Between fusion and iconic elements, how Alessandro Michele infuses his fashion vision at Valentino

Artistic director of the Valentino house since April, Alessandro Michele unveiled this Monday, June 17, a pre-collection composed of 171 looks for the Milanese label. Known for his exuberant, colorful and mystical style, the Italian designer persists and imposes, more than ever, his fashion vision. Analysis.

Alessandro Michele, who took the reins of Valentino’s creative department only two months ago, unveiled his first silhouettes this Monday, June 17. Between fusion of codes and own identity, how does Michele infuse his DNA into Valentino?

Master in the art of musical chairs, the fashion world never stops searching for itself through the vision of its essential artistic directors.
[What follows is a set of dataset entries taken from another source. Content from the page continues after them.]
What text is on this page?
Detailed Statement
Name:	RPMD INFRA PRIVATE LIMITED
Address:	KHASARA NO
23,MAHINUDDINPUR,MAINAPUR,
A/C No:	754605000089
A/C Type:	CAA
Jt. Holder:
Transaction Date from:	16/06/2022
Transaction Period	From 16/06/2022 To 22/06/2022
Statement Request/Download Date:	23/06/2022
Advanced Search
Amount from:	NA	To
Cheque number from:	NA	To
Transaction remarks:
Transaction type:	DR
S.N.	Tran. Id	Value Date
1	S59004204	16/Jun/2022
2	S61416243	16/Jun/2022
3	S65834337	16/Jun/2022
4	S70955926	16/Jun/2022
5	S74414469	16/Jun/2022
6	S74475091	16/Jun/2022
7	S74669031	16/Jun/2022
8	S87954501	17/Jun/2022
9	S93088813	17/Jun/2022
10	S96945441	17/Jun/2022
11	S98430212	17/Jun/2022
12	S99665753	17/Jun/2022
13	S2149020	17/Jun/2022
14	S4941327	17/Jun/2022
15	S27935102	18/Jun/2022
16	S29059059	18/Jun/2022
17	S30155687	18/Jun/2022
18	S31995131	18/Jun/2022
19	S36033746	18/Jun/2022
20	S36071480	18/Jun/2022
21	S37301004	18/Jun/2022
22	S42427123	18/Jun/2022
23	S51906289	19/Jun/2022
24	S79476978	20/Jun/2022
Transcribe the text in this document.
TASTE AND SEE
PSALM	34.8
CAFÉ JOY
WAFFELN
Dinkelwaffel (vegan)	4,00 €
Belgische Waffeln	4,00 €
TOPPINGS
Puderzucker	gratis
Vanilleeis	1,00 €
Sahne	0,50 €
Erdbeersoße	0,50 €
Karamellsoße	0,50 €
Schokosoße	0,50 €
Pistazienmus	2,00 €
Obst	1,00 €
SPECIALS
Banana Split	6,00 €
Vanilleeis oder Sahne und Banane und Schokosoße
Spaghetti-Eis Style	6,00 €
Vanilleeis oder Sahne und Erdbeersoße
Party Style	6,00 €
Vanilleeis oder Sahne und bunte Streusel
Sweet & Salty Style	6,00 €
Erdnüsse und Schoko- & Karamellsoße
Reflecting both the demands of a market in constant need of novelty and the desire of houses to reinvent themselves, artistic directors then become interchangeable and sometimes seem to disappear under the pressure placed on them.

Alessandro Michele © Michael Tran

If some big names like Karl Lagerfeld, Hedi Slimaneor jean paul Gaultier are always associated, in the collective imagination, with labels and a certain idea of ​​style, few are those who manage to embody a true vision and their own DNA.

Recently, it was the charismatic Alessandro Michele, who, after having elevated the label to the rank of an ultra-popular brand Guccipacked her bags to join the fashion house Valentino last April. A visionary, he quickly imposed his mark, through a first (surprise) cruise collection for spring 2025. On the program for this pre-collection, unveiled this morning of June 17 and made up of 171 looks, a precisely measured takeover of what made it successful Gucci.

Valentino 2024

Valentino 2024
Valentino 2024 © Valentino
Valentino 2024

Valentino 2024
Valentino 2024 © Valentino

Called “Avant Les Débuts”, this first collection since the departure of Pierpaolo Piccioli is an explosion of colorful patterns and bold prints. A fan of kitsch, Alessandro Michele here reinterprets classic costumes which he enhances with offbeat accessories and baroque touches.

If we immediately recognize the Michele touch, we will however note a certain sophistication specific to Valentino, both in the choice of certain colors and in the cuts, which are sharper and more linear.

Valentino 2024

Valentino 2024
Valentino 2024 © Valentino

Here no bright monochrome pink, Pierpaolo Piccioli’s signature color, but lighter shades and daring combinations. Indeed, Michele wouldn’t be Michele without her use of prints, colorful patterns and luxurious 70s-inspired textures.

Valentino 2024

Valentino 2024
Valentino 2024 © Valentino

A fan of maximalism, Michele also focuses on generous ornamentation. Indeed, here as at Gucci, the accumulation of jewelry is omnipresent and adds a theatrical dimension to the silhouettes.

Valentino 2024

Valentino 2024
Valentino 2024 © Valentino

After seven flamboyant years at Gucci, the Italian designer wasted no time in imbuing Valentino with his unique style. In just two months, Michele unveiled a preliminary collection that not only sets the tone, but also showcases the iconic elements of her aesthetic.

A clever fusion certainly, but which will nevertheless quickly have to become more radical and more significant, in order not to offer “déjà vu” looks or worse, a pale copy of a signature style which has had its heyday.